CBC blames teleprompter for guest anchor declaring that ‘Israel started the Hamas war’

It was all the teleprompters’s fault, according to Canada’s state media.

The Canadian Broadcasting Corporation (CBC) went to a long-unused X account to proclaim that the guest host of the network’s “Power & Politics” didn’t mean to say, “Israel started the Hamas war.”

It was all the teleprompters’s fault, according to Canada’s state media.

To clarify:  There was a teleprompter glitch that cut off part of the prepared script, which read:  ‘That's just the latest protest taking place in Canada, since Israel declared war on Hamas following the October attacks that left 12-hundred dead.’ The error was not intentional,” CBC declared in a post that has since disappeared from the site.

Guest host J.P. Tasker revised the historical record during a recent broadcast of CBC’s daytime current events program.

CBC began covering the war in Gaza amid controversy by issuing an internal editorial memo that ordered its correspondents to never use the word “terrorist” to describe the activities of Hamas terrorists who invaded Israel on Oct. 7, 2023.

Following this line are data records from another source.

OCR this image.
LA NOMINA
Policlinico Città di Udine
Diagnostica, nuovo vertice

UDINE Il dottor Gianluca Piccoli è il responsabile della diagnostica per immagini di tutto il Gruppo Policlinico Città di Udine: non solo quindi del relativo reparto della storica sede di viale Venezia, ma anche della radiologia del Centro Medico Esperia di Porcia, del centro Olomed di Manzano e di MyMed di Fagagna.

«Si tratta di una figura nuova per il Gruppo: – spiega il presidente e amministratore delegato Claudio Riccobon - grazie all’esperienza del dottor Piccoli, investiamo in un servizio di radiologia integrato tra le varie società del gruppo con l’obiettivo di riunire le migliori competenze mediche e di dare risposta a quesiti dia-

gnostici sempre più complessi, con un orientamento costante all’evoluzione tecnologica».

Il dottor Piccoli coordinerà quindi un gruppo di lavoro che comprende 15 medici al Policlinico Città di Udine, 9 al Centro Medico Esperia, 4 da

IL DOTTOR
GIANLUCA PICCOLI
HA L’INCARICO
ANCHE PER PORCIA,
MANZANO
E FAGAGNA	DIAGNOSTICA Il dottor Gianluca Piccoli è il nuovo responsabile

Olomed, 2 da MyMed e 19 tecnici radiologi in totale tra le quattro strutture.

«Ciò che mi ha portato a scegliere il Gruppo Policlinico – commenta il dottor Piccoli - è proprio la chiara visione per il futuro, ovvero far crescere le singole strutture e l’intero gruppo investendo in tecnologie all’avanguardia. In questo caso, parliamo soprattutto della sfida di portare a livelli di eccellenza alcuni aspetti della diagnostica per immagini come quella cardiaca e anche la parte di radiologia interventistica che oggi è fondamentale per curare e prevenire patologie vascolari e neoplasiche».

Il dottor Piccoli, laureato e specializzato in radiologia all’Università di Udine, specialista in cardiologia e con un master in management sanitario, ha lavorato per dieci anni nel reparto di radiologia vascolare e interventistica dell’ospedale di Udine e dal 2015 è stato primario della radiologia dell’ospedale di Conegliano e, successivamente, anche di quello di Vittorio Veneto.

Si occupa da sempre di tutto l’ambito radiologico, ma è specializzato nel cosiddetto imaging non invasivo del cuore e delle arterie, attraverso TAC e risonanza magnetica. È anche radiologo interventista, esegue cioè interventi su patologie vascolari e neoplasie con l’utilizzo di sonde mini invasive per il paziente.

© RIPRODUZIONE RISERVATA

MP Rachael Thomas (CPC-Lethbridge), the Conservative critic for Canadian Heritage, said that means the CBC is "on the side of terrorists."

The broadcaster receives $1.3 billion in taxpayer money every year and Conservative Party of Canada leader Pierre Poilievre has promised to defund the Crown corporation if he becomes the next prime minister. 

CBC President and CEO Catherine Tait has remained in the news and is expected to soon appear before the House of Commons Standing Committee on Heritage – which monitors CBC’s activities and expenditures.

The committee would like to know why Tait has announced 600 job cuts at CBC while still entertaining $16 million in corporate bonuses for the media outlet’s elite.

CBC and Radio-Canada, its French-language counterpart, revealed a massive series of programming and job cuts because of “budget pressures.” That adds up to about 600 current positions and 200 planned positions.

CBC explained that it is expecting to lose $125 million in FY 2024-25 as a result of "rising production costs, declining television advertising revenue and fierce competition from the digital giants."